Борис Суперфин - страница 7



Кстати, о том, чего добивался Борис. Он всегда находил у отца понимание и сочувствие во всем, кроме этих своих «усилий на почве словесности и мышления» (это словами папы). Его агрессия не была до конца понятна Борису. Когда Борис преподавал в университете, папа боялся, что литература помешает тому, что обычно называют «научной карьерой». Но вот он ушел из университета, открыл у них в N-ске филиал московского негосударственного ВУЗа (это тоже шок для отца, так как надо жить тихо, не создавая заметных колебаний воздуха в окружающем тебя пространстве), и отец переживает, что творческие поползновения сына помешают вести дело. Борис возмущается, но ни эмоции, ни логика здесь не действуют. Отцу видится в этих его претензиях на «творчество и чудотворство» (папа умел быть язвительным, едким) некий вызов судьбе, облагодетельствовавшей Бориса филиалом. А искушать судьбу?! К тому же ему и маме было жалко денег сына. (Борис пока что издавал книги за собственный счет.) Но вот пришло время, Борис потерял эту работу. Теперь его писанина вообще ничему уже не мешает, а издаваться за свой счет уже нельзя. А отец всё доказывает… Он на воспитательном поприще, учит сына как до́лжно, как правильно. И если бы он считал его бездарностью, графоманом, но ведь нет. «В этом что-то конечно есть», «всё это серьезно, м-да», вот его мнение о книгах сына. Он признал наконец-то. Но агрессии меньше не стало. И дело не только в том, что писательство не принесет его сыну дохода, не обернется признанием, и даже не в реакции на то, чего он не понимает. Он, к примеру, не понимал Кафку, но, разумеется, знал, что это его проблемы, но никак ни Кафки. Только, в отличие от Бориса, Кафка никогда не был его сыном.
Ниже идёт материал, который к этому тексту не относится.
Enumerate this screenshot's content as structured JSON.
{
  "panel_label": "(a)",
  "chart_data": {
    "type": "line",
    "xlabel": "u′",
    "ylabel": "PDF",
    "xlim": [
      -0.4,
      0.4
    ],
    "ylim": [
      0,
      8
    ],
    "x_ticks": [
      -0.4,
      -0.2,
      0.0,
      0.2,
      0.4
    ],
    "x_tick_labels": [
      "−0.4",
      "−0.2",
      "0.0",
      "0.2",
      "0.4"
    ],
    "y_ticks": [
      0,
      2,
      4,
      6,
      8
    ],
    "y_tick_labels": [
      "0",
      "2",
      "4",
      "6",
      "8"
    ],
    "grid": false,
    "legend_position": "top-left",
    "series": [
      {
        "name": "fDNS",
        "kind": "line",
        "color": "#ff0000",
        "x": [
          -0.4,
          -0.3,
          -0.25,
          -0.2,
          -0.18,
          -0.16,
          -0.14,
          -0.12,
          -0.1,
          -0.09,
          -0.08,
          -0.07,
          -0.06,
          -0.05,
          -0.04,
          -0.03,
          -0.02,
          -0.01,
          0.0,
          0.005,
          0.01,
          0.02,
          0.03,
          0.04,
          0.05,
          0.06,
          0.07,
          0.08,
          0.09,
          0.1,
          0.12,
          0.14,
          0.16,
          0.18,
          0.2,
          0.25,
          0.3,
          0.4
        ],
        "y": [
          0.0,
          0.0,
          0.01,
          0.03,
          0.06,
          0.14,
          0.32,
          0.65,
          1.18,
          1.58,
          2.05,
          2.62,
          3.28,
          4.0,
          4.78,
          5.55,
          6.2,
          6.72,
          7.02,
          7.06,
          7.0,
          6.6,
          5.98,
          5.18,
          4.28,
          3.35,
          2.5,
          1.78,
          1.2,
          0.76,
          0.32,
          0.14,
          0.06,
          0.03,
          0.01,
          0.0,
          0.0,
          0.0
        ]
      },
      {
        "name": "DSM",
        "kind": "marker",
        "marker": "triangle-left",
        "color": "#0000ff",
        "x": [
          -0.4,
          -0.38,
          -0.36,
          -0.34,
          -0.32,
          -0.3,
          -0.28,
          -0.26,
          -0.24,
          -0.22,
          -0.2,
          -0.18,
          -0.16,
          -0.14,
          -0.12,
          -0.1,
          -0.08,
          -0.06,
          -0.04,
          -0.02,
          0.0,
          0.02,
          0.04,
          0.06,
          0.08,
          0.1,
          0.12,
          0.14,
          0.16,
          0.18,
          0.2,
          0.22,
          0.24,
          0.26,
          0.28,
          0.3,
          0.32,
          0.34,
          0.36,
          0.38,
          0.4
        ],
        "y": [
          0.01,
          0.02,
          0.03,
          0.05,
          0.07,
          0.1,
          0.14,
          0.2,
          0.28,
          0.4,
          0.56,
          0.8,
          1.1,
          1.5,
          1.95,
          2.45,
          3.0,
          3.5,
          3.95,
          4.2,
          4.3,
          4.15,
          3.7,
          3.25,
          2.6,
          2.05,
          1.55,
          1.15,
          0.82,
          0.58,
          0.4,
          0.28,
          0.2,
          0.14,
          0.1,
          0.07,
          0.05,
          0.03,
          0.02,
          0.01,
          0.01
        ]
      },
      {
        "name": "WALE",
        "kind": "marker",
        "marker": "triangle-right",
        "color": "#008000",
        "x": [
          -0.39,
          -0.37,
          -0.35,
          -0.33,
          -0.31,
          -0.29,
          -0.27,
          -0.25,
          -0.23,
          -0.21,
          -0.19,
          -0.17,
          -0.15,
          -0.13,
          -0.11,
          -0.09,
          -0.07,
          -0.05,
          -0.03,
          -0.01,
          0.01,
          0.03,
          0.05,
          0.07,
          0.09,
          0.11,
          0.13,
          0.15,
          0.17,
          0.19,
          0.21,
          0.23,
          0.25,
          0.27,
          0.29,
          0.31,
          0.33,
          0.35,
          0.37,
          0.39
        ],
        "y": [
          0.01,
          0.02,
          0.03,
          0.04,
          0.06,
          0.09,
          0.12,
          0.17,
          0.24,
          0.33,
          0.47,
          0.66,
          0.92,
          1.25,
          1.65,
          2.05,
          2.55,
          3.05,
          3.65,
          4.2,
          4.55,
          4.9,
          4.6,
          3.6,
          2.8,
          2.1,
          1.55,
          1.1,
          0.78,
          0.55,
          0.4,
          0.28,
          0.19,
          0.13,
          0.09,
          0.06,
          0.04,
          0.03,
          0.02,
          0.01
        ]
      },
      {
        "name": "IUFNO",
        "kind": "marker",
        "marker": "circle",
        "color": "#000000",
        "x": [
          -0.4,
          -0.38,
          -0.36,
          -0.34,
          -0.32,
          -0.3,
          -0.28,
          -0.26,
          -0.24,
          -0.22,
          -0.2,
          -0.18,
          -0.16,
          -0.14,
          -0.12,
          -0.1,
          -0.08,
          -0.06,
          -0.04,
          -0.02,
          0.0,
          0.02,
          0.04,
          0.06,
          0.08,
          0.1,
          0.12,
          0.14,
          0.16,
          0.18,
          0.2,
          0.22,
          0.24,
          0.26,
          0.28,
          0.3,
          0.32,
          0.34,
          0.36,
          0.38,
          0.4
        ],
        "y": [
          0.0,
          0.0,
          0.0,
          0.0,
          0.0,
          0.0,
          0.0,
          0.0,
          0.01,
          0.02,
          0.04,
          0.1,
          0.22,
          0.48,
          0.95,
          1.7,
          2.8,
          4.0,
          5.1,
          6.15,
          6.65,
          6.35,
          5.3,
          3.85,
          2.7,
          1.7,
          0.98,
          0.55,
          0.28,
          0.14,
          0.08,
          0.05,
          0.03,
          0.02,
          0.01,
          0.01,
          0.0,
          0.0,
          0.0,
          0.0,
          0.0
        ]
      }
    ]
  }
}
Ему виделась здесь претензия Бориса на нарушение едва ли не миропорядка (!), в котором Борису отведено скромное, тихое место (речь теперь уже не только, может, даже не столько о работе), и местом этим сын должен быть счастлив, а если не будет, то место может и перестать быть тихим. (Метафизика сверчка и шестка). То есть, Борис опять же не вправе гневить, провоцировать судьбу. Вот что не устраивало отца в творчестве сына, пусть вряд ли было отрефлексировано им самим. Выскажи ему Борис, папа посмеялся бы только: «Слишком сложно для меня». Но он, в самом деле, защищает, пытается защитить сына от самой судьбы, от гнева каких-то анонимных вселенских сил. (Бывало, сердце сжимается от жалости к отцу.)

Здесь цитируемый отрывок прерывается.